OUR RESPONSE TO VA'S C-123 CLAIMS PROCESSING CENTER, ST PAUL, MN:

(Re: 317/VSC/APPEALS/KKB)
The C-123 Veterans Association recognizes the determination with which this Veteran’s disability claim was denied by the Newman Veterans Affairs DRO. In each of the areas of the denial and of the appeal, the VA was in error.

Veteran Henley was an experienced Veteran of the 731st TAS C-123 squadron stationed at Westover Air Force Base. The Veterans Affairs has noted throughout its website and other documents that the 731st Tactical Airlift Squadron and associated maintenance and aeromedical squadrons were approved for presumption of Agent Orange exposure.

I join his other crewmates in confirming Veteran Henley was a crew chief on C-123 tail number 362 (Patches) and was subjected to exposure via frequent, regular, professional and hands-on duties aboard our former Agent Orange aircraft.

Via an interim final rule published by the Secretary of Veterans Affairs on June 19 2015 provided that Veterans of C-123 squadrons stationed at Westover Air Force Base, Rickenbacker Air Force Base, and Pittsburgh Air Force Reserve Station are all granted presumptive service connection.

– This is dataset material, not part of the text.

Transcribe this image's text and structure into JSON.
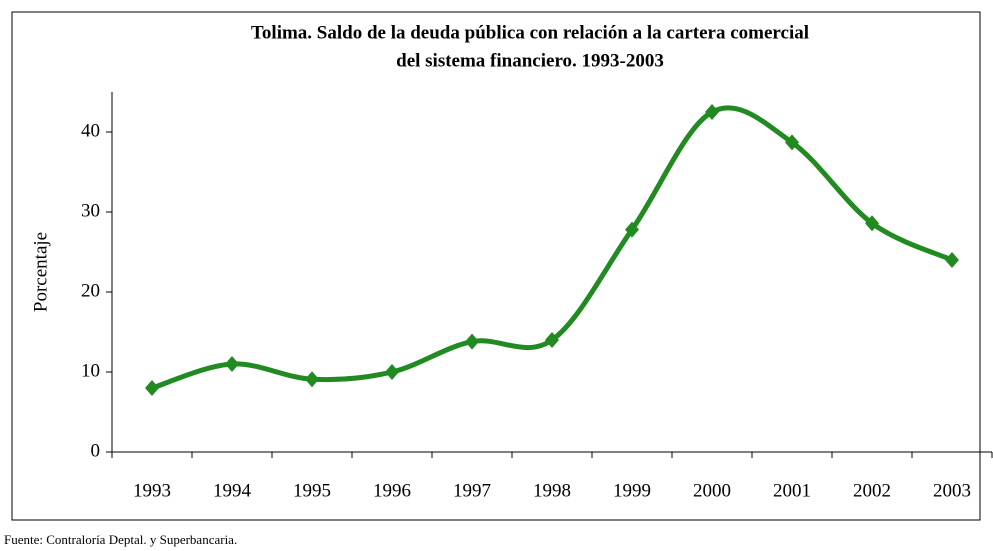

Despite the Veteran’s documentation, his claim was not forwarded to St. Paul regional Veterans Affairs office for processing of C-123 claims as provided by VBA. We are amazed that this denial recognized the Veteran’s C-123 duties however but ignored that VA six months earlier recognized the C-123s as contaminated by Agent Orange. Please see the attached Veterans Affairs documentation. Further, in violation of VAM21-1, the rating officer failed to submit Chief Henley's facts to the Joint Services Records Research Center which would have substantiated the exposure claim immediately. Finally, the American Legion, which advanced the C-123 issue at the highest levels, failed here to properly support the Veteran’s claim with their claims rep's numerous mistakes trying to help Earney.

The Institute of Medicine study and report (NAS #18848) published on January 9, 2015 and accepted by the VA on that date provided recognition of these Veterans’ exposure and medical injury. The IOM report also faulted the Air Force report of 2012 for its failure in scientific and mathematical errors.  Scientists involved in publishing that original report, who opted to refuse to sign it, subsequently published in Environmental Research a more detailed study of the C-123 Agent Orange contamination.

On page 36 of the Statement of the Case, the Veteran is wrongly assured that the VA “applied the benefit of the doubt and liberally and sympathetically reviewed all the submissions in writing from the Veteran as well as all evidence of record.” Rather, the DRO failed to even consider the VA’s own regulations, findings, and documentation. This decision seems to be an effort to deliberately deny the benefits due him by ignoring with profound determination all VA evidence and findings that support his claim.  NONE of the hundreds of C-123 Agent Orange supporting documents in VA's possession was provided to Chief Henley, in clear violation of the Veterans Claims Assistance Act.